Nournews, an outlet affiliated with security institutions, said Iran was “perhaps at the most sensitive time in its history” and stressed the “undoubtable necessity of having one voice”.
This came to the fore after a second round of negotiations planned in Pakistan for the weekend fell apart after Iran insisted that the US lifts its blockade on the Strait of Hormuz before there could be talks.
US president Donald Trump, who announced on Saturday that he was cancelling a trip by US negotiators, has seized on Khamenei’s public absence by claiming that there was “tremendous infighting and confusion within [Iran’s] ‘leadership.’ Nobody knows who is in charge, including them.”
Iran has offered the US a proposal for it to reopen the strait and end the war, a person briefed on the talks said. US secretary of state Marco Rubio told Fox News on Monday that it was “better than what we thought they were going to submit”.
But he added: “I think there are still questions about whether the person submitting it had the authority to submit that offer.”
Iran’s top leaders insist that the republic’s different power centres – including the Islamic Revolutionary Guard Corps, whose influence has only grown as it assumed operational management of the war – are co-ordinating.
Ghalibaf – himself a hardliner who is considered close to Khamenei – Iran’s reformist president Masoud Pezeshkian and the country’s judiciary chief have pushed back against Trump with similar messages on X, stating that “in our Iran, there are no hardliners or moderates”.

“We are all Iranians and revolutionaries,” they said. “With the unwavering unity of the nation and the state, and complete allegiance to the supreme leader, we will make the criminal aggressor regret their actions.”
Iran’s ruling system has long been made up of competing factions, who often attack each other in public. Hardliners are ideologically opposed to negotiations with the US – which has twice in the past year attacked Iran in the midst of nuclear talks – while reformists have pushed for greater engagement with the West as a means to secure sanctions relief and bolster the regime.
The latest round of bickering also centres on personal rivalries. Ghalibaf, who is considered pragmatic and less ideological, competed against Saeed Jalili – a prominent hardliner supported by Paydari – in the 2024 presidential election. Both ultimately lost out to Pezeshkian.

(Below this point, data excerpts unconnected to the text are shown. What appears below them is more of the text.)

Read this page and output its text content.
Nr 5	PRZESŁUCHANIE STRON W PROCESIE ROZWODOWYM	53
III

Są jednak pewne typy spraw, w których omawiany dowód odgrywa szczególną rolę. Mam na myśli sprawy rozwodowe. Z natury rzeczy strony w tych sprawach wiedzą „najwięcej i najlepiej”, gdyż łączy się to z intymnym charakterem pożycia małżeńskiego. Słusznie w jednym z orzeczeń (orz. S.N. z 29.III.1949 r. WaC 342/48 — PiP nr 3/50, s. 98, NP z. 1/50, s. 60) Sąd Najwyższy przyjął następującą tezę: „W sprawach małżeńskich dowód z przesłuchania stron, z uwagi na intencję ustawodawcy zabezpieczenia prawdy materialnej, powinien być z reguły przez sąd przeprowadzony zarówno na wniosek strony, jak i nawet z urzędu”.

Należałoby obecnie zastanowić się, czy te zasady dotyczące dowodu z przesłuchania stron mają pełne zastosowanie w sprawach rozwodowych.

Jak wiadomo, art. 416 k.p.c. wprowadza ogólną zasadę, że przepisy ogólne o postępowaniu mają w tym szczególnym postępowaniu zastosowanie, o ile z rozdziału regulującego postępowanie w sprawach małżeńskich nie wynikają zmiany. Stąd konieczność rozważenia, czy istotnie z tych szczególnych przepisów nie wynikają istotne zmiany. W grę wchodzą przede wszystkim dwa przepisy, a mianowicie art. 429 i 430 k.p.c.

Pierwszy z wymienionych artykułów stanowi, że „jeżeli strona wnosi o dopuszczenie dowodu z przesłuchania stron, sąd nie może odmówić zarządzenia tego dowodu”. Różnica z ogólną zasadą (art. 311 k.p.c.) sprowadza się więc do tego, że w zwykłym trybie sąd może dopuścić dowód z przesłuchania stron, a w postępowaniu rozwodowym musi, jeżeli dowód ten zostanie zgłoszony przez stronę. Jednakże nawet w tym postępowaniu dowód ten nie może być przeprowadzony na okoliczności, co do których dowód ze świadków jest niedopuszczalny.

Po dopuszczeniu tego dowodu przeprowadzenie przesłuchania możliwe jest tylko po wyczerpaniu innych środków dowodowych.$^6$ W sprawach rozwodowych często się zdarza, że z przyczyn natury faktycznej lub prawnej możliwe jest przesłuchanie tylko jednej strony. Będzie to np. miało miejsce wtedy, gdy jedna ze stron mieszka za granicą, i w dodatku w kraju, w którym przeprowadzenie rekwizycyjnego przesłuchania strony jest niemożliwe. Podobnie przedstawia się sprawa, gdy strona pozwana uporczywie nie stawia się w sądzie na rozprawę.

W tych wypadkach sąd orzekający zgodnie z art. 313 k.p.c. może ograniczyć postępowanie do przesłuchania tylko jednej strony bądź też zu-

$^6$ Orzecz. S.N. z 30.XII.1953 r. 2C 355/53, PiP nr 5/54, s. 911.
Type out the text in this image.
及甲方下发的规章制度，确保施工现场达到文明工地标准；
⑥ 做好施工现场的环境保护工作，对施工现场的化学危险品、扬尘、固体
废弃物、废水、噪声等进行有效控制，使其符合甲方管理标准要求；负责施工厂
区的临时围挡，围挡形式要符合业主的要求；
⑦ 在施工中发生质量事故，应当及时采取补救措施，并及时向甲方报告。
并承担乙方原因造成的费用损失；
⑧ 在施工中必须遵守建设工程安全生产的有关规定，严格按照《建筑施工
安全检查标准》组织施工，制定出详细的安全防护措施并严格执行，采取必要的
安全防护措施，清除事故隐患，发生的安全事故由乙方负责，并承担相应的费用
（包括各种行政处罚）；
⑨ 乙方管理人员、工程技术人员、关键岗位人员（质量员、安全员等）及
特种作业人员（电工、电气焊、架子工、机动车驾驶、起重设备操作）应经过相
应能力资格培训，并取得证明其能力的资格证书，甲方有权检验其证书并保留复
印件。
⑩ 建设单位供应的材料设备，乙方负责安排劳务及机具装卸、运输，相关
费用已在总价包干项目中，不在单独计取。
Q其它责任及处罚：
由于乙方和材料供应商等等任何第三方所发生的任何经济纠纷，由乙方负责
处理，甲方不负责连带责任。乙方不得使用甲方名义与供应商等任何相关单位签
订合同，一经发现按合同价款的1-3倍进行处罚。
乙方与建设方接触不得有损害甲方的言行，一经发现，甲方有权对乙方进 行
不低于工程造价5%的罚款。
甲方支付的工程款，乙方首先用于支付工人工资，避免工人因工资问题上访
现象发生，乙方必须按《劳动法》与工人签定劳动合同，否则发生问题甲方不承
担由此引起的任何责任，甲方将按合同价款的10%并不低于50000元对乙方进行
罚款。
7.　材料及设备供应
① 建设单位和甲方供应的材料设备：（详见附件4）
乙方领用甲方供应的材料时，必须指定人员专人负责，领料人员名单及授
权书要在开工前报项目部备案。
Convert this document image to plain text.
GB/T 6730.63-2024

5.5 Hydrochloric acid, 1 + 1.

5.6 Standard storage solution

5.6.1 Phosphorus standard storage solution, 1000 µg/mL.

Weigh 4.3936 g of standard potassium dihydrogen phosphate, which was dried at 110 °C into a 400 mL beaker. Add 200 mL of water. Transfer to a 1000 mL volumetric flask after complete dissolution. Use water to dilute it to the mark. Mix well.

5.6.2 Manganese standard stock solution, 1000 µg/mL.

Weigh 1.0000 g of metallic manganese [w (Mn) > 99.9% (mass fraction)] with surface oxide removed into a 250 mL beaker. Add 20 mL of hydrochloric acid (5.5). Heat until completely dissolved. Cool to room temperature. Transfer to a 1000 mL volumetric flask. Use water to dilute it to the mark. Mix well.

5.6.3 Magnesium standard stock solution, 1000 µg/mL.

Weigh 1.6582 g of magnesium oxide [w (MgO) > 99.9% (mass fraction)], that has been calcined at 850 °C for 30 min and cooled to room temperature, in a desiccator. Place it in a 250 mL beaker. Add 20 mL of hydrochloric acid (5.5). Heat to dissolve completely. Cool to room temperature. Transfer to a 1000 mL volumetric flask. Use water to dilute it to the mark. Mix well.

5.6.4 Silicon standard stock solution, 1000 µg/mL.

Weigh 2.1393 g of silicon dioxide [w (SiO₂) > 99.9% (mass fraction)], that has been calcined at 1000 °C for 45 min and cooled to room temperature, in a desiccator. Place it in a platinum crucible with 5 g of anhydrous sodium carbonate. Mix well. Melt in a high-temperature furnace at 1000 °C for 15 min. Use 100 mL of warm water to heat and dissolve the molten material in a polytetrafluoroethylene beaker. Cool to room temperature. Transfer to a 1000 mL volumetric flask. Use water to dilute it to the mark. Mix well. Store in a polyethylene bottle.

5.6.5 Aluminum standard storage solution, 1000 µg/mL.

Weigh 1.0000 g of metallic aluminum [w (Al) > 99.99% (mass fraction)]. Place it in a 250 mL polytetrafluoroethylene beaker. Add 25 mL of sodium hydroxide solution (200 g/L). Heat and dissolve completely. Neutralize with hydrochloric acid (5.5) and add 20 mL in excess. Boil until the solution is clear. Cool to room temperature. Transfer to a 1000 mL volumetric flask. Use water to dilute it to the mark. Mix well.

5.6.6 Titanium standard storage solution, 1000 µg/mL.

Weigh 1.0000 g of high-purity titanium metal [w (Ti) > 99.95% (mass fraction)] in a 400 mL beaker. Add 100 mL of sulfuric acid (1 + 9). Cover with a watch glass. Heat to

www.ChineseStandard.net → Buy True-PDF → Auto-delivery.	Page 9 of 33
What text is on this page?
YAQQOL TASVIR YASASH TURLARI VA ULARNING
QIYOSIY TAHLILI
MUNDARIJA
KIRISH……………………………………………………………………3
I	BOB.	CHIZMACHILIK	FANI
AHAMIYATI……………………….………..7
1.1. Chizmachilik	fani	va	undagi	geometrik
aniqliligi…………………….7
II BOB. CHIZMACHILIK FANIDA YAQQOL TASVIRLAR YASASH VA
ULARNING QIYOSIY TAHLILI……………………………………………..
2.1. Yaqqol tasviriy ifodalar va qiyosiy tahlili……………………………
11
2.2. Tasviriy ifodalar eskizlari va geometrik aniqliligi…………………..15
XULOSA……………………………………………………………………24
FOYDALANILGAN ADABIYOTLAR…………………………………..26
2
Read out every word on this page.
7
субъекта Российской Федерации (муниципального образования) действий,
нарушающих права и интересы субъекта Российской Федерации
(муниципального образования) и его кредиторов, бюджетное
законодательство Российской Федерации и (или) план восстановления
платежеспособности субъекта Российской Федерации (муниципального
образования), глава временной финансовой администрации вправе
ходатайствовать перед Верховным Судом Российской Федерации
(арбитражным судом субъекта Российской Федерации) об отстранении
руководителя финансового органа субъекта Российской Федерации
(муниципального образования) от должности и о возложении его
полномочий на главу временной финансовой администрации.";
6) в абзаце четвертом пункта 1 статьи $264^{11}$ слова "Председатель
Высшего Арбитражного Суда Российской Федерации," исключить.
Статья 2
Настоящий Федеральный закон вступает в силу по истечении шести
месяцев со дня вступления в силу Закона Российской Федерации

[ Iran has a valuable new hostage: Donald TrumpOpens in new window ]
So far, Iranian officials have remained firm on their demand that the US lift its blockade on the strait before negotiations with Washington can resume. They also insist that Iran should be able to charge fees on shipping in the strait, retain its right to enrich uranium and not allow its stockpile of highly enriched uranium to be transferred to the US.
Even as the leadership continues to seek to project cohesion, many in Iran fear a return to open conflict with the US and Israel if the talks do not make progress, blaming hardliners for raising the political temperature.
“It will be self-sabotage if Paydari continues their campaign against decisions made at the top,” said Mohammad-Sadegh Javadi-Hesar, a reformist politician. “Without any doubt, they are trying to open up the space for their political future ... If they were able to make any changes, they wouldn’t have been weeping now.”